Он почти спал. Когда лекарство вводилось с помощью инъекции, оно всегда действовало на Эмилио усыпляюще. Никто не знал почему; его физиологическое состояние все еще не было нормальным.

– Боже, – пробормотал он, – не надо снова. Дети и младенцы. Не надо.

Глаза брата Эдварда встретились со взглядом отца Генерала.

– Это была молитва, – твердо сказал он спустя несколько минут.

– Да, – согласился Винченцо Джулиани.

Теперь он жестом подозвал охранников и отступил в сторону, когда один из них, взяв в охапку легкое, безвольное тело Сандоса, перенес его в машину.

– Да, – повторил он. – Боюсь, что так.

Брат Эдвард позвонил в приют, сообщив о создавшейся ситуации привратнику, а когда вырулил на круговую дорожку и припарковал машину перед парадным входом внушительного каменного здания, спасаемого от аскетизма пышными садами, окружавшими его со всех сторон, их уже ждали носилки.

– Еще слишком рано, – предупредил брат Эдвард, вместе с отцом Генералом наблюдая, как Эмилио уносят наверх, чтобы уложить в постель. – Он не готов. Вы слишком на него давите.

– Я давлю, он отбивается.

Вскинув руки, Джулиани пригладил волосы, которых не было на его голове несколько десятилетий.

– У меня заканчивается время, Эд. Я задержу их, сколько смогу, но добьюсь, чтобы на этом корабле были наши люди.

Уронив руки, он посмотрел на западные холмы.

– Никаким иным способом мы не сможем осуществить еще одну миссию.

Сжав губы, Эдвард покачал головой. Его легкие тихо посвистывали – в конце лета астма всегда обострялась.

– Это скверная сделка, отец Генерал.

На какое-то время Джулиани словно забыл, что он не один. Затем распрямился, внешне спокойный, и оглядел толстого низенького человечка, сопящего рядом с ним в пятнистой тени древней оливы.

– Спасибо за ваше мнение, брат Эдвард, – произнес отец Генерал сухо и четко.

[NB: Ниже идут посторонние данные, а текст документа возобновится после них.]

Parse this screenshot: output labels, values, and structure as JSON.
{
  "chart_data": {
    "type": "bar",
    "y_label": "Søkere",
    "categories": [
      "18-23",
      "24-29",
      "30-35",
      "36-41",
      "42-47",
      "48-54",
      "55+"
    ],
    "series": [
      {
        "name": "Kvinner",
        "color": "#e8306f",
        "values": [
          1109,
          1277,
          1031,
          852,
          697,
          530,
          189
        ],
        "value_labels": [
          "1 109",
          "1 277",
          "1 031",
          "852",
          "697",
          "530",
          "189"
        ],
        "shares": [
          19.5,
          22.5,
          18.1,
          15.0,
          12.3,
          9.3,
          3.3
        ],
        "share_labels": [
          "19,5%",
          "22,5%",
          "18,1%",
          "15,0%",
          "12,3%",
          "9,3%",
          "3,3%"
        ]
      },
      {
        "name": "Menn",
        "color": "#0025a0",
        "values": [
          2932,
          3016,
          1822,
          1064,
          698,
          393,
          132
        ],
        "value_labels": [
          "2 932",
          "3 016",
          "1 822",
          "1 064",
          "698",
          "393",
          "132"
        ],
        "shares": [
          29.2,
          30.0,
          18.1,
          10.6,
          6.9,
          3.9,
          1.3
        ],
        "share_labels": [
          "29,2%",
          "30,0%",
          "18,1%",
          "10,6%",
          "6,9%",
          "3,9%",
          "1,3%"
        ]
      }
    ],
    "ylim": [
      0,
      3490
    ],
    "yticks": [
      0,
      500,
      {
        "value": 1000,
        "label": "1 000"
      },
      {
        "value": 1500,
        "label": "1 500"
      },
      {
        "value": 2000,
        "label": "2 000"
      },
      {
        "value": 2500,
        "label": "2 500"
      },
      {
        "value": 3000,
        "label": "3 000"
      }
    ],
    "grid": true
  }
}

Поставленный на место, Эдвард Бер взглядом проводил уходящего Джулиани, после чего вернулся в машину, чтобы отогнать ее в гараж. Сделав это, он по привычке запер ворота, хотя любого, сумевшего бы пробраться мимо охранников каморры, интересовал бы Эмилио Сандос, а вовсе не автомобиль, настолько устаревший, что его аккумулятор требовалось подзаряжать каждую ночь.

Пока Эдвард стоял на дорожке, глядя на окно спальни, где только что задернули шторы, появился кот, мурлыча и потягиваясь. Эдварда восхищала красота кошек, но он научился воспринимать их, как смертельную для астматика опасность.

– Проваливай, – сказал он зверю, но кот продолжал тереться о ноги Эдварда, столь же безразличный к его опасениям, как и отец Генерал.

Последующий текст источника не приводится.